Ich will ein Beispiel nennen. Wir hatten bei uns in der Kreisstadt Saarlouis in den Jahren 2006 und 2007 ein Volksbegehren zum Erhalt unseres dortigen Schwimmbads initiiert. Das hat große Zustimmung gefunden. Die notwendigen Unterschriften, sogar die doppelte oder dreifache Anzahl, kamen zustande. Die Stadtverwaltung, damals mit einer Großen Koalition, und Oberbürgermeister Roland Henz - so viel zum Umgang des Saarlouiser Oberbürgermeisters mit Bürgerbegehren - haben mit fadenscheinigen Begründungen verhindert, dass es zu einer Volksabstimmung kam. Man ging vor Gericht. Die Bürgerinitiative bekam in der ersten Instanz recht und nicht recht in der zweiten Instanz. Damit war das gestorben.

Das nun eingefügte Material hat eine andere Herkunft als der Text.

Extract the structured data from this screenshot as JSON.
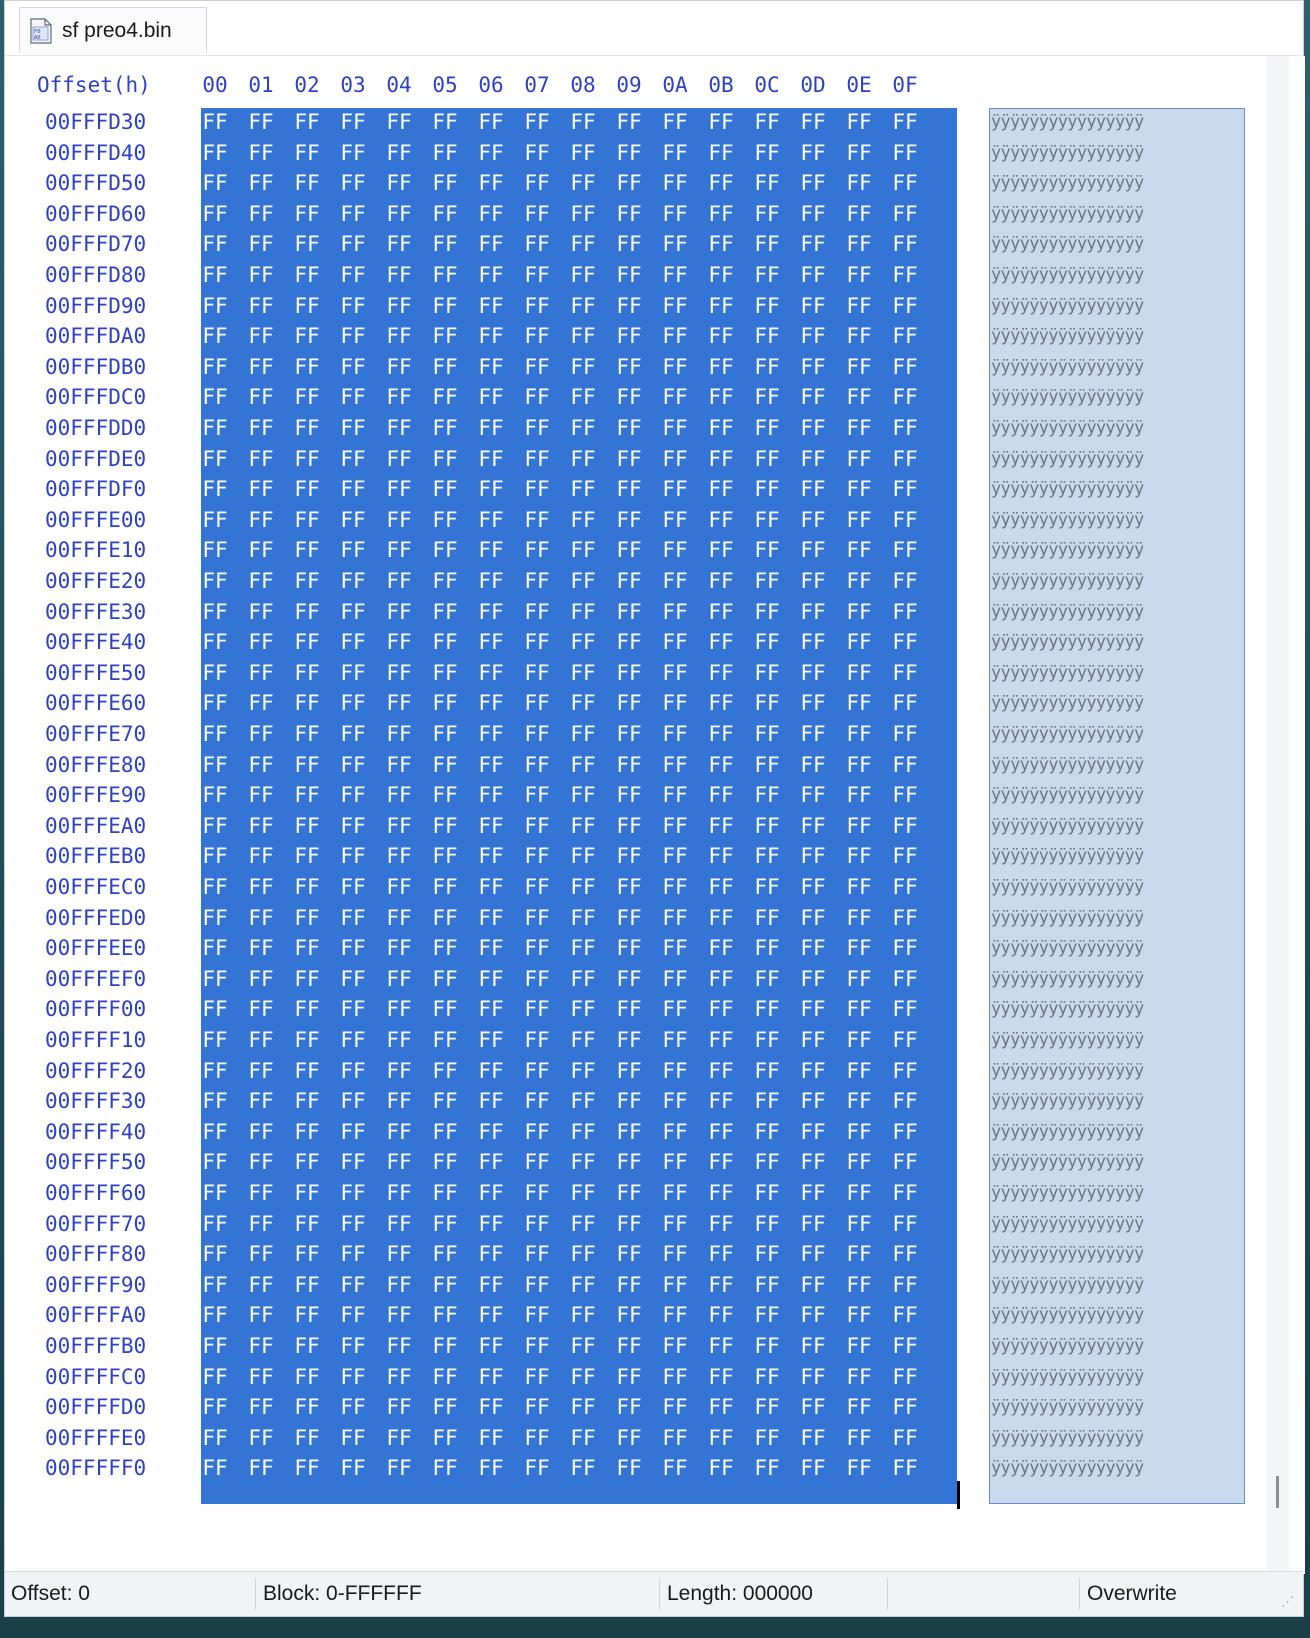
{
  "tab": {
    "label": "sf preo4.bin",
    "icon": "binary-file-icon"
  },
  "header": {
    "offset_label": "Offset(h)",
    "columns": [
      "00",
      "01",
      "02",
      "03",
      "04",
      "05",
      "06",
      "07",
      "08",
      "09",
      "0A",
      "0B",
      "0C",
      "0D",
      "0E",
      "0F"
    ]
  },
  "rows": [
    {
      "offset": "00FFFD30",
      "bytes": [
        "FF",
        "FF",
        "FF",
        "FF",
        "FF",
        "FF",
        "FF",
        "FF",
        "FF",
        "FF",
        "FF",
        "FF",
        "FF",
        "FF",
        "FF",
        "FF"
      ],
      "ascii": "ÿÿÿÿÿÿÿÿÿÿÿÿÿÿÿÿ"
    },
    {
      "offset": "00FFFD40",
      "bytes": [
        "FF",
        "FF",
        "FF",
        "FF",
        "FF",
        "FF",
        "FF",
        "FF",
        "FF",
        "FF",
        "FF",
        "FF",
        "FF",
        "FF",
        "FF",
        "FF"
      ],
      "ascii": "ÿÿÿÿÿÿÿÿÿÿÿÿÿÿÿÿ"
    },
    {
      "offset": "00FFFD50",
      "bytes": [
        "FF",
        "FF",
        "FF",
        "FF",
        "FF",
        "FF",
        "FF",
        "FF",
        "FF",
        "FF",
        "FF",
        "FF",
        "FF",
        "FF",
        "FF",
        "FF"
      ],
      "ascii": "ÿÿÿÿÿÿÿÿÿÿÿÿÿÿÿÿ"
    },
    {
      "offset": "00FFFD60",
      "bytes": [
        "FF",
        "FF",
        "FF",
        "FF",
        "FF",
        "FF",
        "FF",
        "FF",
        "FF",
        "FF",
        "FF",
        "FF",
        "FF",
        "FF",
        "FF",
        "FF"
      ],
      "ascii": "ÿÿÿÿÿÿÿÿÿÿÿÿÿÿÿÿ"
    },
    {
      "offset": "00FFFD70",
      "bytes": [
        "FF",
        "FF",
        "FF",
        "FF",
        "FF",
        "FF",
        "FF",
        "FF",
        "FF",
        "FF",
        "FF",
        "FF",
        "FF",
        "FF",
        "FF",
        "FF"
      ],
      "ascii": "ÿÿÿÿÿÿÿÿÿÿÿÿÿÿÿÿ"
    },
    {
      "offset": "00FFFD80",
      "bytes": [
        "FF",
        "FF",
        "FF",
        "FF",
        "FF",
        "FF",
        "FF",
        "FF",
        "FF",
        "FF",
        "FF",
        "FF",
        "FF",
        "FF",
        "FF",
        "FF"
      ],
      "ascii": "ÿÿÿÿÿÿÿÿÿÿÿÿÿÿÿÿ"
    },
    {
      "offset": "00FFFD90",
      "bytes": [
        "FF",
        "FF",
        "FF",
        "FF",
        "FF",
        "FF",
        "FF",
        "FF",
        "FF",
        "FF",
        "FF",
        "FF",
        "FF",
        "FF",
        "FF",
        "FF"
      ],
      "ascii": "ÿÿÿÿÿÿÿÿÿÿÿÿÿÿÿÿ"
    },
    {
      "offset": "00FFFDA0",
      "bytes": [
        "FF",
        "FF",
        "FF",
        "FF",
        "FF",
        "FF",
        "FF",
        "FF",
        "FF",
        "FF",
        "FF",
        "FF",
        "FF",
        "FF",
        "FF",
        "FF"
      ],
      "ascii": "ÿÿÿÿÿÿÿÿÿÿÿÿÿÿÿÿ"
    },
    {
      "offset": "00FFFDB0",
      "bytes": [
        "FF",
        "FF",
        "FF",
        "FF",
        "FF",
        "FF",
        "FF",
        "FF",
        "FF",
        "FF",
        "FF",
        "FF",
        "FF",
        "FF",
        "FF",
        "FF"
      ],
      "ascii": "ÿÿÿÿÿÿÿÿÿÿÿÿÿÿÿÿ"
    },
    {
      "offset": "00FFFDC0",
      "bytes": [
        "FF",
        "FF",
        "FF",
        "FF",
        "FF",
        "FF",
        "FF",
        "FF",
        "FF",
        "FF",
        "FF",
        "FF",
        "FF",
        "FF",
        "FF",
        "FF"
      ],
      "ascii": "ÿÿÿÿÿÿÿÿÿÿÿÿÿÿÿÿ"
    },
    {
      "offset": "00FFFDD0",
      "bytes": [
        "FF",
        "FF",
        "FF",
        "FF",
        "FF",
        "FF",
        "FF",
        "FF",
        "FF",
        "FF",
        "FF",
        "FF",
        "FF",
        "FF",
        "FF",
        "FF"
      ],
      "ascii": "ÿÿÿÿÿÿÿÿÿÿÿÿÿÿÿÿ"
    },
    {
      "offset": "00FFFDE0",
      "bytes": [
        "FF",
        "FF",
        "FF",
        "FF",
        "FF",
        "FF",
        "FF",
        "FF",
        "FF",
        "FF",
        "FF",
        "FF",
        "FF",
        "FF",
        "FF",
        "FF"
      ],
      "ascii": "ÿÿÿÿÿÿÿÿÿÿÿÿÿÿÿÿ"
    },
    {
      "offset": "00FFFDF0",
      "bytes": [
        "FF",
        "FF",
        "FF",
        "FF",
        "FF",
        "FF",
        "FF",
        "FF",
        "FF",
        "FF",
        "FF",
        "FF",
        "FF",
        "FF",
        "FF",
        "FF"
      ],
      "ascii": "ÿÿÿÿÿÿÿÿÿÿÿÿÿÿÿÿ"
    },
    {
      "offset": "00FFFE00",
      "bytes": [
        "FF",
        "FF",
        "FF",
        "FF",
        "FF",
        "FF",
        "FF",
        "FF",
        "FF",
        "FF",
        "FF",
        "FF",
        "FF",
        "FF",
        "FF",
        "FF"
      ],
      "ascii": "ÿÿÿÿÿÿÿÿÿÿÿÿÿÿÿÿ"
    },
    {
      "offset": "00FFFE10",
      "bytes": [
        "FF",
        "FF",
        "FF",
        "FF",
        "FF",
        "FF",
        "FF",
        "FF",
        "FF",
        "FF",
        "FF",
        "FF",
        "FF",
        "FF",
        "FF",
        "FF"
      ],
      "ascii": "ÿÿÿÿÿÿÿÿÿÿÿÿÿÿÿÿ"
    },
    {
      "offset": "00FFFE20",
      "bytes": [
        "FF",
        "FF",
        "FF",
        "FF",
        "FF",
        "FF",
        "FF",
        "FF",
        "FF",
        "FF",
        "FF",
        "FF",
        "FF",
        "FF",
        "FF",
        "FF"
      ],
      "ascii": "ÿÿÿÿÿÿÿÿÿÿÿÿÿÿÿÿ"
    },
    {
      "offset": "00FFFE30",
      "bytes": [
        "FF",
        "FF",
        "FF",
        "FF",
        "FF",
        "FF",
        "FF",
        "FF",
        "FF",
        "FF",
        "FF",
        "FF",
        "FF",
        "FF",
        "FF",
        "FF"
      ],
      "ascii": "ÿÿÿÿÿÿÿÿÿÿÿÿÿÿÿÿ"
    },
    {
      "offset": "00FFFE40",
      "bytes": [
        "FF",
        "FF",
        "FF",
        "FF",
        "FF",
        "FF",
        "FF",
        "FF",
        "FF",
        "FF",
        "FF",
        "FF",
        "FF",
        "FF",
        "FF",
        "FF"
      ],
      "ascii": "ÿÿÿÿÿÿÿÿÿÿÿÿÿÿÿÿ"
    },
    {
      "offset": "00FFFE50",
      "bytes": [
        "FF",
        "FF",
        "FF",
        "FF",
        "FF",
        "FF",
        "FF",
        "FF",
        "FF",
        "FF",
        "FF",
        "FF",
        "FF",
        "FF",
        "FF",
        "FF"
      ],
      "ascii": "ÿÿÿÿÿÿÿÿÿÿÿÿÿÿÿÿ"
    },
    {
      "offset": "00FFFE60",
      "bytes": [
        "FF",
        "FF",
        "FF",
        "FF",
        "FF",
        "FF",
        "FF",
        "FF",
        "FF",
        "FF",
        "FF",
        "FF",
        "FF",
        "FF",
        "FF",
        "FF"
      ],
      "ascii": "ÿÿÿÿÿÿÿÿÿÿÿÿÿÿÿÿ"
    },
    {
      "offset": "00FFFE70",
      "bytes": [
        "FF",
        "FF",
        "FF",
        "FF",
        "FF",
        "FF",
        "FF",
        "FF",
        "FF",
        "FF",
        "FF",
        "FF",
        "FF",
        "FF",
        "FF",
        "FF"
      ],
      "ascii": "ÿÿÿÿÿÿÿÿÿÿÿÿÿÿÿÿ"
    },
    {
      "offset": "00FFFE80",
      "bytes": [
        "FF",
        "FF",
        "FF",
        "FF",
        "FF",
        "FF",
        "FF",
        "FF",
        "FF",
        "FF",
        "FF",
        "FF",
        "FF",
        "FF",
        "FF",
        "FF"
      ],
      "ascii": "ÿÿÿÿÿÿÿÿÿÿÿÿÿÿÿÿ"
    },
    {
      "offset": "00FFFE90",
      "bytes": [
        "FF",
        "FF",
        "FF",
        "FF",
        "FF",
        "FF",
        "FF",
        "FF",
        "FF",
        "FF",
        "FF",
        "FF",
        "FF",
        "FF",
        "FF",
        "FF"
      ],
      "ascii": "ÿÿÿÿÿÿÿÿÿÿÿÿÿÿÿÿ"
    },
    {
      "offset": "00FFFEA0",
      "bytes": [
        "FF",
        "FF",
        "FF",
        "FF",
        "FF",
        "FF",
        "FF",
        "FF",
        "FF",
        "FF",
        "FF",
        "FF",
        "FF",
        "FF",
        "FF",
        "FF"
      ],
      "ascii": "ÿÿÿÿÿÿÿÿÿÿÿÿÿÿÿÿ"
    },
    {
      "offset": "00FFFEB0",
      "bytes": [
        "FF",
        "FF",
        "FF",
        "FF",
        "FF",
        "FF",
        "FF",
        "FF",
        "FF",
        "FF",
        "FF",
        "FF",
        "FF",
        "FF",
        "FF",
        "FF"
      ],
      "ascii": "ÿÿÿÿÿÿÿÿÿÿÿÿÿÿÿÿ"
    },
    {
      "offset": "00FFFEC0",
      "bytes": [
        "FF",
        "FF",
        "FF",
        "FF",
        "FF",
        "FF",
        "FF",
        "FF",
        "FF",
        "FF",
        "FF",
        "FF",
        "FF",
        "FF",
        "FF",
        "FF"
      ],
      "ascii": "ÿÿÿÿÿÿÿÿÿÿÿÿÿÿÿÿ"
    },
    {
      "offset": "00FFFED0",
      "bytes": [
        "FF",
        "FF",
        "FF",
        "FF",
        "FF",
        "FF",
        "FF",
        "FF",
        "FF",
        "FF",
        "FF",
        "FF",
        "FF",
        "FF",
        "FF",
        "FF"
      ],
      "ascii": "ÿÿÿÿÿÿÿÿÿÿÿÿÿÿÿÿ"
    },
    {
      "offset": "00FFFEE0",
      "bytes": [
        "FF",
        "FF",
        "FF",
        "FF",
        "FF",
        "FF",
        "FF",
        "FF",
        "FF",
        "FF",
        "FF",
        "FF",
        "FF",
        "FF",
        "FF",
        "FF"
      ],
      "ascii": "ÿÿÿÿÿÿÿÿÿÿÿÿÿÿÿÿ"
    },
    {
      "offset": "00FFFEF0",
      "bytes": [
        "FF",
        "FF",
        "FF",
        "FF",
        "FF",
        "FF",
        "FF",
        "FF",
        "FF",
        "FF",
        "FF",
        "FF",
        "FF",
        "FF",
        "FF",
        "FF"
      ],
      "ascii": "ÿÿÿÿÿÿÿÿÿÿÿÿÿÿÿÿ"
    },
    {
      "offset": "00FFFF00",
      "bytes": [
        "FF",
        "FF",
        "FF",
        "FF",
        "FF",
        "FF",
        "FF",
        "FF",
        "FF",
        "FF",
        "FF",
        "FF",
        "FF",
        "FF",
        "FF",
        "FF"
      ],
      "ascii": "ÿÿÿÿÿÿÿÿÿÿÿÿÿÿÿÿ"
    },
    {
      "offset": "00FFFF10",
      "bytes": [
        "FF",
        "FF",
        "FF",
        "FF",
        "FF",
        "FF",
        "FF",
        "FF",
        "FF",
        "FF",
        "FF",
        "FF",
        "FF",
        "FF",
        "FF",
        "FF"
      ],
      "ascii": "ÿÿÿÿÿÿÿÿÿÿÿÿÿÿÿÿ"
    },
    {
      "offset": "00FFFF20",
      "bytes": [
        "FF",
        "FF",
        "FF",
        "FF",
        "FF",
        "FF",
        "FF",
        "FF",
        "FF",
        "FF",
        "FF",
        "FF",
        "FF",
        "FF",
        "FF",
        "FF"
      ],
      "ascii": "ÿÿÿÿÿÿÿÿÿÿÿÿÿÿÿÿ"
    },
    {
      "offset": "00FFFF30",
      "bytes": [
        "FF",
        "FF",
        "FF",
        "FF",
        "FF",
        "FF",
        "FF",
        "FF",
        "FF",
        "FF",
        "FF",
        "FF",
        "FF",
        "FF",
        "FF",
        "FF"
      ],
      "ascii": "ÿÿÿÿÿÿÿÿÿÿÿÿÿÿÿÿ"
    },
    {
      "offset": "00FFFF40",
      "bytes": [
        "FF",
        "FF",
        "FF",
        "FF",
        "FF",
        "FF",
        "FF",
        "FF",
        "FF",
        "FF",
        "FF",
        "FF",
        "FF",
        "FF",
        "FF",
        "FF"
      ],
      "ascii": "ÿÿÿÿÿÿÿÿÿÿÿÿÿÿÿÿ"
    },
    {
      "offset": "00FFFF50",
      "bytes": [
        "FF",
        "FF",
        "FF",
        "FF",
        "FF",
        "FF",
        "FF",
        "FF",
        "FF",
        "FF",
        "FF",
        "FF",
        "FF",
        "FF",
        "FF",
        "FF"
      ],
      "ascii": "ÿÿÿÿÿÿÿÿÿÿÿÿÿÿÿÿ"
    },
    {
      "offset": "00FFFF60",
      "bytes": [
        "FF",
        "FF",
        "FF",
        "FF",
        "FF",
        "FF",
        "FF",
        "FF",
        "FF",
        "FF",
        "FF",
        "FF",
        "FF",
        "FF",
        "FF",
        "FF"
      ],
      "ascii": "ÿÿÿÿÿÿÿÿÿÿÿÿÿÿÿÿ"
    },
    {
      "offset": "00FFFF70",
      "bytes": [
        "FF",
        "FF",
        "FF",
        "FF",
        "FF",
        "FF",
        "FF",
        "FF",
        "FF",
        "FF",
        "FF",
        "FF",
        "FF",
        "FF",
        "FF",
        "FF"
      ],
      "ascii": "ÿÿÿÿÿÿÿÿÿÿÿÿÿÿÿÿ"
    },
    {
      "offset": "00FFFF80",
      "bytes": [
        "FF",
        "FF",
        "FF",
        "FF",
        "FF",
        "FF",
        "FF",
        "FF",
        "FF",
        "FF",
        "FF",
        "FF",
        "FF",
        "FF",
        "FF",
        "FF"
      ],
      "ascii": "ÿÿÿÿÿÿÿÿÿÿÿÿÿÿÿÿ"
    },
    {
      "offset": "00FFFF90",
      "bytes": [
        "FF",
        "FF",
        "FF",
        "FF",
        "FF",
        "FF",
        "FF",
        "FF",
        "FF",
        "FF",
        "FF",
        "FF",
        "FF",
        "FF",
        "FF",
        "FF"
      ],
      "ascii": "ÿÿÿÿÿÿÿÿÿÿÿÿÿÿÿÿ"
    },
    {
      "offset": "00FFFFA0",
      "bytes": [
        "FF",
        "FF",
        "FF",
        "FF",
        "FF",
        "FF",
        "FF",
        "FF",
        "FF",
        "FF",
        "FF",
        "FF",
        "FF",
        "FF",
        "FF",
        "FF"
      ],
      "ascii": "ÿÿÿÿÿÿÿÿÿÿÿÿÿÿÿÿ"
    },
    {
      "offset": "00FFFFB0",
      "bytes": [
        "FF",
        "FF",
        "FF",
        "FF",
        "FF",
        "FF",
        "FF",
        "FF",
        "FF",
        "FF",
        "FF",
        "FF",
        "FF",
        "FF",
        "FF",
        "FF"
      ],
      "ascii": "ÿÿÿÿÿÿÿÿÿÿÿÿÿÿÿÿ"
    },
    {
      "offset": "00FFFFC0",
      "bytes": [
        "FF",
        "FF",
        "FF",
        "FF",
        "FF",
        "FF",
        "FF",
        "FF",
        "FF",
        "FF",
        "FF",
        "FF",
        "FF",
        "FF",
        "FF",
        "FF"
      ],
      "ascii": "ÿÿÿÿÿÿÿÿÿÿÿÿÿÿÿÿ"
    },
    {
      "offset": "00FFFFD0",
      "bytes": [
        "FF",
        "FF",
        "FF",
        "FF",
        "FF",
        "FF",
        "FF",
        "FF",
        "FF",
        "FF",
        "FF",
        "FF",
        "FF",
        "FF",
        "FF",
        "FF"
      ],
      "ascii": "ÿÿÿÿÿÿÿÿÿÿÿÿÿÿÿÿ"
    },
    {
      "offset": "00FFFFE0",
      "bytes": [
        "FF",
        "FF",
        "FF",
        "FF",
        "FF",
        "FF",
        "FF",
        "FF",
        "FF",
        "FF",
        "FF",
        "FF",
        "FF",
        "FF",
        "FF",
        "FF"
      ],
      "ascii": "ÿÿÿÿÿÿÿÿÿÿÿÿÿÿÿÿ"
    },
    {
      "offset": "00FFFFF0",
      "bytes": [
        "FF",
        "FF",
        "FF",
        "FF",
        "FF",
        "FF",
        "FF",
        "FF",
        "FF",
        "FF",
        "FF",
        "FF",
        "FF",
        "FF",
        "FF",
        "FF"
      ],
      "ascii": "ÿÿÿÿÿÿÿÿÿÿÿÿÿÿÿÿ"
    }
  ],
  "status": {
    "offset": "Offset: 0",
    "block": "Block: 0-FFFFFF",
    "length": "Length: 000000",
    "mode": "Overwrite"
  },
  "colors": {
    "selection": "#3474d4",
    "ascii_selection": "#c9d9ee",
    "offset_text": "#2d41c8"
  }
}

Gegenstand des Streitpunktes war damals, wie die Gegenfinanzierung gemacht werden soll. Das ist also eine andere Problemstellung als bei Bauleitplänen. An solchen Stellen müsste man nachbessern. Dort müsste man ansetzen. Deshalb sind wir der Meinung, dass der Vorstoß der LINKEN zunächst einmal in den Ausschuss überwiesen werden sollte, damit man einmal über solche Punkte diskutieren kann. Wir sind aber nicht mit der eigentlichen Zielrichtung der LINKEN einverstanden, nämlich nur eine Windkraftverhinderungsgesetzgebung zu schaffen. Darum geht es. Deshalb werden wir uns bei der Abstimmung enthalten. Wir werden weder ablehnen noch zustimmen, weil wir - das sage ich ganz offen hin und her gerissen sind.